Não está mal visto, porque sabemos todos por experiência própria como magoa a indiferença da nossa cara metade, aquele “han-han” de quem não ouviu nem uma única palavra do que dissemos, mesmo em coisas tão pequenas como estas, e do impacto que temos quando somos nós a reagir assim, visivelmente a pensar noutra coisa enquanto vamos acenando que sim. Na verdade, ninguém duvida de que o tédio é fatal para uma relação, muito menos John Gottman, que com a colaboração da mulher se dedica há anos a estudar o casamento. Entrevistado pelo NYT confirma que as relações que duram são aquelas em que ambos continuam a “virar-se para o outro” quando este solicita a sua atenção, por muitas vezes que este pedido se repita ao longo de um dia. Até chegou a um número da sorte — os casais que se mantém casados são aqueles que respondem às solicitações do outro em 86% das vezes, enquanto os que acabam por separar só o fazem em 33% das ocasiões.
Daí a valorizar o “Olha o passarinho” vai, no entanto, um bocadinho, e mais do que um bocadinho quando se leva a brincadeira demasiado a sério e se tenta fazer de um teste o barómetro de uma relação. E tirar dai consequências. Qualquer pessoa de bom senso diria que o “exame” serve apenas como pretexto para tornar claro o que a pessoa já sente de antemão, mas se for uma desculpa para abrir o jogo e conversarem sobre o que lhes vai na alma, tanto melhor. O pior é que segundo percebi de tudo quanto, entretanto, já li sobre o assunto, há mesmo quem acredita que este teste revela um destino pré-determinado, com o mesmo fervor com que obedecem às recomendações de um horóscopo.

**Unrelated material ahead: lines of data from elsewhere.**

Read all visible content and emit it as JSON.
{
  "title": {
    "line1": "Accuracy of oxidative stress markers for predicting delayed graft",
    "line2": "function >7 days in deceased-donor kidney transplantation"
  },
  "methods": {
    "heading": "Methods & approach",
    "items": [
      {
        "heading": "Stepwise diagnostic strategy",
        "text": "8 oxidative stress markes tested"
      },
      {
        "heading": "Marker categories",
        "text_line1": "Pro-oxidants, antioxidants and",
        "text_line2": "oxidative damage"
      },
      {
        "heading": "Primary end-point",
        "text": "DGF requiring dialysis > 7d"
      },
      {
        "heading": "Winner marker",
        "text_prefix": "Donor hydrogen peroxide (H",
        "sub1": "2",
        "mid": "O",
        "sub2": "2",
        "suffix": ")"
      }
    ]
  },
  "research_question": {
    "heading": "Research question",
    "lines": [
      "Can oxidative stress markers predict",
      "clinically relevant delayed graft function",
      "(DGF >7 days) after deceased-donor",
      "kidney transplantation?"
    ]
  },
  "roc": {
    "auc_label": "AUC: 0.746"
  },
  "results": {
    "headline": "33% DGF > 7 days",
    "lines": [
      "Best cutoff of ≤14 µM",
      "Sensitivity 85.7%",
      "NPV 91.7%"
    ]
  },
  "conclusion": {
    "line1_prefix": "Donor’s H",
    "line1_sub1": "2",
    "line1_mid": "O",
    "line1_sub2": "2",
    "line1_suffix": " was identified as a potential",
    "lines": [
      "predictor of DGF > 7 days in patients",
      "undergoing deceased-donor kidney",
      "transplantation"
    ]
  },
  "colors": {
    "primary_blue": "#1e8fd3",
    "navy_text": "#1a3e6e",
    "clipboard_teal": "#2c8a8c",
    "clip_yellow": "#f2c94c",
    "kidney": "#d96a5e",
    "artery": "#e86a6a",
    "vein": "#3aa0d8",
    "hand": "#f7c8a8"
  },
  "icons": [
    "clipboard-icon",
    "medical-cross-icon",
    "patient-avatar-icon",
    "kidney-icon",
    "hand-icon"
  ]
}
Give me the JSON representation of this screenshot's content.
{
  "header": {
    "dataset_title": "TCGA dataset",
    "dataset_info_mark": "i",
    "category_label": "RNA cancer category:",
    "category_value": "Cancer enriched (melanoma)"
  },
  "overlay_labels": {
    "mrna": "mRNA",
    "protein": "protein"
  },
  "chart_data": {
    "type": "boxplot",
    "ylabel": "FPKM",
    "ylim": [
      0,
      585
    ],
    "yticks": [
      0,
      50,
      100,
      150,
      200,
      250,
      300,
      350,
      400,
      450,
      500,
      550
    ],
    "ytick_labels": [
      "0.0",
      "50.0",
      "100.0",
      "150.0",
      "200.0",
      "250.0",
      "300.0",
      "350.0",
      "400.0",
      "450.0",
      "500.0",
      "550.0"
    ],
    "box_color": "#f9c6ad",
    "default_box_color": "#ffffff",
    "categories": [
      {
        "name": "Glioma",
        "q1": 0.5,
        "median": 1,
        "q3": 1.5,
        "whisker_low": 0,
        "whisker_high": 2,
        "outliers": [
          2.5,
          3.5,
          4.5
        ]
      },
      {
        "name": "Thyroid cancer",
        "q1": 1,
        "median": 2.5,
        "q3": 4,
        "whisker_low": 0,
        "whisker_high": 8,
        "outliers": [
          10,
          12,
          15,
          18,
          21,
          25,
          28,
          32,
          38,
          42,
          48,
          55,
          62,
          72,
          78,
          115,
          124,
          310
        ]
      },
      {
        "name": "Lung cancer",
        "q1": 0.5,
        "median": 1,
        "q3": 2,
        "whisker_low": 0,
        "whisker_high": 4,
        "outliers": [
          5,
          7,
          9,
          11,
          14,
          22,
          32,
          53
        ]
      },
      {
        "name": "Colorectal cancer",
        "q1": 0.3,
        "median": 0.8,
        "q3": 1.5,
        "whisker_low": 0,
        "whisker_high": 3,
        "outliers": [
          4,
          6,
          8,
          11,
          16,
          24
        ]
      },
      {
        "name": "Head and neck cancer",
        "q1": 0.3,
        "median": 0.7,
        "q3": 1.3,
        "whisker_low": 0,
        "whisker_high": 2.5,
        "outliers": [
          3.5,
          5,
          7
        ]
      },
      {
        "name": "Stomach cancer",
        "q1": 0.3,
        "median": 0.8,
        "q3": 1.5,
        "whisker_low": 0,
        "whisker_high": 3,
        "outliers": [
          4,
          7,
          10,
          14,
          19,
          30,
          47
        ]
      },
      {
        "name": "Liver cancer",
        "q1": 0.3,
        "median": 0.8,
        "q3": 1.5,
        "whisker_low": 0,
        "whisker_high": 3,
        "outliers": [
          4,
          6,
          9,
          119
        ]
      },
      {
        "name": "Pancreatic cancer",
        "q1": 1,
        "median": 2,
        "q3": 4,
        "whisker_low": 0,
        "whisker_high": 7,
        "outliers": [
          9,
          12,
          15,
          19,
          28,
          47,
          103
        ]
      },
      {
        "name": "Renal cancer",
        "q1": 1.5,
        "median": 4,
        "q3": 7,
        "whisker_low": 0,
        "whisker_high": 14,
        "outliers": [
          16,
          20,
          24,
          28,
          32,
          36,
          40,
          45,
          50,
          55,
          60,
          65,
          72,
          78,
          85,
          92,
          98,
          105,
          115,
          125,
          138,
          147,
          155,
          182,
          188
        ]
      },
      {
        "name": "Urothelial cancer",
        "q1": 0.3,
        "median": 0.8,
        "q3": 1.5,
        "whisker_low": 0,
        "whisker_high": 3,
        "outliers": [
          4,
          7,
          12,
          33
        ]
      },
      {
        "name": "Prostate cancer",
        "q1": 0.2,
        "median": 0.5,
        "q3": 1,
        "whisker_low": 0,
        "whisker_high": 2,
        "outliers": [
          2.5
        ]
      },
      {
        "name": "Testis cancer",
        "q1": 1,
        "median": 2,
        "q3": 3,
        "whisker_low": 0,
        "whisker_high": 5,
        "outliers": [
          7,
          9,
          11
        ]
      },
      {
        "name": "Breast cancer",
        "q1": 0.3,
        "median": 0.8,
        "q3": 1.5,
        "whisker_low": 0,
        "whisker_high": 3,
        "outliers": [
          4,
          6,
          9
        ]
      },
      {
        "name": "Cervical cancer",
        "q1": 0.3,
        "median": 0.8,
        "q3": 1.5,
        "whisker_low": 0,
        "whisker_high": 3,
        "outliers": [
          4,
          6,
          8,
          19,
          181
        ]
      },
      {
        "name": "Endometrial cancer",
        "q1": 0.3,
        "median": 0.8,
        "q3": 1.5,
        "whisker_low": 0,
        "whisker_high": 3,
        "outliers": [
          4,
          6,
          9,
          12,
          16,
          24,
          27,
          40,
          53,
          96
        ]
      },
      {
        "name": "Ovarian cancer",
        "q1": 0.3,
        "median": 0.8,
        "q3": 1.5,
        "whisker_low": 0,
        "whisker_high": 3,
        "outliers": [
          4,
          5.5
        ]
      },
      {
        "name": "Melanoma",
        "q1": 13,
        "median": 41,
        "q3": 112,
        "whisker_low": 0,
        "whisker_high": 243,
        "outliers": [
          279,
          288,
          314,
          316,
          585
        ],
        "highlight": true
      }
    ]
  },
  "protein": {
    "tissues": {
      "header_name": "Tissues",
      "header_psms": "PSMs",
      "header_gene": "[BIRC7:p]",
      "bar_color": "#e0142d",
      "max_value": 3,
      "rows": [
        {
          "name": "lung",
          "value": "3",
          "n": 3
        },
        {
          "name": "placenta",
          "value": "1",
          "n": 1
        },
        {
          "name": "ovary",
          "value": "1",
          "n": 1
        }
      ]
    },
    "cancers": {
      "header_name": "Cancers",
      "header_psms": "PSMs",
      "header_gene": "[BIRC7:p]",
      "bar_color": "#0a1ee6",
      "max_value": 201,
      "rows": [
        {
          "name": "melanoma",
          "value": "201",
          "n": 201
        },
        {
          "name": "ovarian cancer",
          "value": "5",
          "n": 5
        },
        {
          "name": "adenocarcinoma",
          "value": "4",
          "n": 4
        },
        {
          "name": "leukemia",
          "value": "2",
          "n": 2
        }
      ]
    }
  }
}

Apesar de tudo o “Teste do Pássaro”, parece bem mais inocente do que outras variações, como o muito popular “Tratamento de Princesa”, que tem um sabor de regresso ao passado e de estereótipos de género, ao estilo de um Andrew Tate: só é digno do investimento feminino o namorado/marido que abre a porta do restaurante para ela passar, ajoelha-se para lhe atar os atacadores, paga a sessão de manicure e por aí adiante, favores pelos quais elas estão dispostas a trocar a sua liberdade, numa atitude de submissão que parece ignorar completamente as conquistas tão duramente conseguidas pelas mulheres nas últimas décadas. Será que desejam mesmo voltar a ter de pedir ao marido para sair do país, para acederem a determinadas profissões, para terem uma vida para lá da casa e dos filhos? Aparentemente sim, provavelmente porque, na realidade, sabem que quando se fartarem de brincar às princesas (que, coitadas, tinham uma vida tudo menos invejável), podem recorrer aos direitos que agora parecem desprezar?
Voltando à Laura, e aos pássaros — o marido, que não tem TikTok, confessa que foi apanhado de surpresa pela forma como milhares de pessoas se sentiram legitimadas a dar palpites sobre a sua relação com a sua mulher, apenas com base num take de 30 segundos. Felizmente é um otimista e confessa ao NYT que encarou a experiência como uma forma de “estudar” a cabeça das pessoas. Pois, lá está, é exatamente esse exercício que pode deprimir uma pessoa sã para todo o sempre.